The team's work also sheds light on the enzyme's inner workings. Using advanced analytic techniques, they uncovered how S_NAr1.3's unique structure allows it to bind and position chemicals precisely, enabling its exceptional performance. These insights provide a blueprint for designing even more powerful enzymes in the future.

A greener future for industry

The development of S_NAr1.3 highlights the potential of biocatalysis and provides a template for future development. As the world moves towards net zero, and industry is looking for ways to improve efficiency and reduce its environmental impact, biotechnology could be the answer to these pressing challenges.

"This is a landmark achievement in biocatalysis," said Larrosa, Professor and Chair in Organic Chemistry at The University of Manchester. "It demonstrates how we can harness and even improve on nature's tools to address some of the toughest challenges in modern chemistry."

What's next?

While S_NAr1.3 is already showing immense promise, the researchers believe this is just the beginning.
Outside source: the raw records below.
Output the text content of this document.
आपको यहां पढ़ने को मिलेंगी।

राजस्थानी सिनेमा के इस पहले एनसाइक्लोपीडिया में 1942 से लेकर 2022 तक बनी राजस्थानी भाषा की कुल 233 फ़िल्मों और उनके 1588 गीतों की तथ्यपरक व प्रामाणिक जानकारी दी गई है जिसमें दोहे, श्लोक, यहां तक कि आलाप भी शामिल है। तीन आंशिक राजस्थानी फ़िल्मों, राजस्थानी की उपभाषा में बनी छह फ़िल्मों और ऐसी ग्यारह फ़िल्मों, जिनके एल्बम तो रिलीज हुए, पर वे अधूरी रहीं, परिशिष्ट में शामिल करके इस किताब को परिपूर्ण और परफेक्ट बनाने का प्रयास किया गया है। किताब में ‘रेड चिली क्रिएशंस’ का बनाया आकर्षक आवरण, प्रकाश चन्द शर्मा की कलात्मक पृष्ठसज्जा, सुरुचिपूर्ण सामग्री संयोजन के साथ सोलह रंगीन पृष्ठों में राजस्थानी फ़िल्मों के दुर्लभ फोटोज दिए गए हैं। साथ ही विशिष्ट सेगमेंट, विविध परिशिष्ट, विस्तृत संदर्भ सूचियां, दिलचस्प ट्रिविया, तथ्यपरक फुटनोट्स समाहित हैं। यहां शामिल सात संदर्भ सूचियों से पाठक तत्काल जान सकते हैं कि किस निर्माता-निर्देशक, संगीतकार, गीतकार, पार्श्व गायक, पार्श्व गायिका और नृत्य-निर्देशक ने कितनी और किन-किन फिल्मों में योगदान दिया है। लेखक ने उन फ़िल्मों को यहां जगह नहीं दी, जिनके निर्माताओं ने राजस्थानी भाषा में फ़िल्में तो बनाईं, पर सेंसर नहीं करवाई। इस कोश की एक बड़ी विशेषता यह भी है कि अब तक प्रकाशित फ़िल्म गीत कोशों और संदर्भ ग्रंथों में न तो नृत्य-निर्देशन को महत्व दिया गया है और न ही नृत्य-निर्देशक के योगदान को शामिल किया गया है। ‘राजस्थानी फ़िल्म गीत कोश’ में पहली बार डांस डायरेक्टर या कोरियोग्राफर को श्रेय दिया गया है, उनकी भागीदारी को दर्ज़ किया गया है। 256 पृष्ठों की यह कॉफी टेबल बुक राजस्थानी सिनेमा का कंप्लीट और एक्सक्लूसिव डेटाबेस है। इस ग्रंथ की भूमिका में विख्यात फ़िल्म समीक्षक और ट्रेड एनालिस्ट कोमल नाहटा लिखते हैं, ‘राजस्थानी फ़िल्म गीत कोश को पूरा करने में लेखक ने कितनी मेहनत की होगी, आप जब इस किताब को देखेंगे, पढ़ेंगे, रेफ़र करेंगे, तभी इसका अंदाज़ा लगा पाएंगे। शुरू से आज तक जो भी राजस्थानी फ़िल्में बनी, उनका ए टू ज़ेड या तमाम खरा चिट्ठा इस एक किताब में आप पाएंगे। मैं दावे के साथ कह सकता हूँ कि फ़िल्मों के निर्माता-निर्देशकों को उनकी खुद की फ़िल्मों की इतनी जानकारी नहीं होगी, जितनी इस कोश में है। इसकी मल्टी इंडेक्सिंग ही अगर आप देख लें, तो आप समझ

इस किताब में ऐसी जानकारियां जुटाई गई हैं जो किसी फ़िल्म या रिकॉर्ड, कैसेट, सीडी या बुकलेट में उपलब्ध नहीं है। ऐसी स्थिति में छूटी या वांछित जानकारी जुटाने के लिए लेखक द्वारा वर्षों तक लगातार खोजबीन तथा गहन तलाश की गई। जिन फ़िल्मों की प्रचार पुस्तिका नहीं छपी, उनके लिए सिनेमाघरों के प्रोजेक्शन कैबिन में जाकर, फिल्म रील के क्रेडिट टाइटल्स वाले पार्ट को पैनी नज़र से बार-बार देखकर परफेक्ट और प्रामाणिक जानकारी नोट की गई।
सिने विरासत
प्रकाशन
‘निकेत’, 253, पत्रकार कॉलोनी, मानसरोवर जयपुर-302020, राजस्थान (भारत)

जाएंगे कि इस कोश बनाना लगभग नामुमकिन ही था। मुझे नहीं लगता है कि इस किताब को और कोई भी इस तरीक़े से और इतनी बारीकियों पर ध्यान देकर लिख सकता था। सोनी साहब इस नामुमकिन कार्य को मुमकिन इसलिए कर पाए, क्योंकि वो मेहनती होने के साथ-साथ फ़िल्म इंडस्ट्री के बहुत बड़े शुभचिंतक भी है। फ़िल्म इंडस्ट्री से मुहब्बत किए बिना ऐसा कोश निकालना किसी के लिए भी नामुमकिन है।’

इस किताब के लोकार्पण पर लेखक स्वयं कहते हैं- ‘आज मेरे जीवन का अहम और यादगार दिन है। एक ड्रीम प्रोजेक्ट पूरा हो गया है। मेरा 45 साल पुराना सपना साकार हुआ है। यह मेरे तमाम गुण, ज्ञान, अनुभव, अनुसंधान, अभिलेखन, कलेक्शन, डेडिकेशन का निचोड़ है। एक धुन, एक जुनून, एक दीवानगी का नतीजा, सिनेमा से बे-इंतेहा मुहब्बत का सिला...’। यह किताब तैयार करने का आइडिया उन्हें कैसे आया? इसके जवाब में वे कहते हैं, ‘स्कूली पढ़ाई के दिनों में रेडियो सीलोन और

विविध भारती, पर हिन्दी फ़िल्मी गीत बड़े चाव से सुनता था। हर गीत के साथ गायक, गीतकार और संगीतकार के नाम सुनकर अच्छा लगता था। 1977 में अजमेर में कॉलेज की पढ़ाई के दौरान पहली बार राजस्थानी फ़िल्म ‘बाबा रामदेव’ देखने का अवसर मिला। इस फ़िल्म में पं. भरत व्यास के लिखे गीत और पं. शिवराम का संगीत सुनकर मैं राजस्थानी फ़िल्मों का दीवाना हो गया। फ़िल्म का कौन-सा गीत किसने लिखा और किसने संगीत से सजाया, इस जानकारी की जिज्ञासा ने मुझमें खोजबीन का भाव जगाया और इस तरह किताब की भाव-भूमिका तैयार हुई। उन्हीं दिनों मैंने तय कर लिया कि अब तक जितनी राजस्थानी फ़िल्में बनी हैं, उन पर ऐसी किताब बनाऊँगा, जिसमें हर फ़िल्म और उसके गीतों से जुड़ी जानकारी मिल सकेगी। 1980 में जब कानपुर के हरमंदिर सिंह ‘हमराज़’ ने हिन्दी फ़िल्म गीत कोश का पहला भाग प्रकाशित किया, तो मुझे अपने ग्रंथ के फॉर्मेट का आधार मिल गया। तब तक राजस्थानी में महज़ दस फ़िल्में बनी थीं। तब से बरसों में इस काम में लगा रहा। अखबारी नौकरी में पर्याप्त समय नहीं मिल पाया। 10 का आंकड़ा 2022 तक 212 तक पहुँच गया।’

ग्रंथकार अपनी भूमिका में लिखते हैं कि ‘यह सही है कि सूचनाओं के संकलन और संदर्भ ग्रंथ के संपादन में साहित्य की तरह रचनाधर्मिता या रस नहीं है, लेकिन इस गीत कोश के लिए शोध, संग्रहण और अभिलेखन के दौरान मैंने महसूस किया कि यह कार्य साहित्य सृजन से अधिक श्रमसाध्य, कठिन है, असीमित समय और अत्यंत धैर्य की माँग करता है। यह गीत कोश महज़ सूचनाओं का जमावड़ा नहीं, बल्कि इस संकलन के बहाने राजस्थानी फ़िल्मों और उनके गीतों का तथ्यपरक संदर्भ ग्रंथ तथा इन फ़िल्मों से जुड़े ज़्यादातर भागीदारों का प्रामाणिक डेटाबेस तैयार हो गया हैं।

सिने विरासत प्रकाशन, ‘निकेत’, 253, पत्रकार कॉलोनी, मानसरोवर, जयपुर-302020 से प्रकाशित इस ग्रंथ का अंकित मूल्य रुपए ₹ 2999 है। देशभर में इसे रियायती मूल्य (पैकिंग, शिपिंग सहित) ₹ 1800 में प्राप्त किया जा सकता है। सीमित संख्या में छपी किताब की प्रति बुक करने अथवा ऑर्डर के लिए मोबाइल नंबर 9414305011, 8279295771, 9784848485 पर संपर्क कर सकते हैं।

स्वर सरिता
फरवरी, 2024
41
With further refinement, the enzyme could be adapted for even more complex reactions, making it a valuable tool in drug development, agricultural chemicals, and materials science.

"The possibilities are just starting to emerge," said Professor Green. "By combining modern protein design with high-throughput testing, we're optimistic about creating a new generation of enzymes that can revolutionize S_NAr chemistry."

This research offers a glimpse into a future where manufacturing essential products is cleaner, cheaper, and more efficient. For industries looking to reduce their environmental impact while maintaining high standards of quality, S_NAr1.3 represents a promising solution.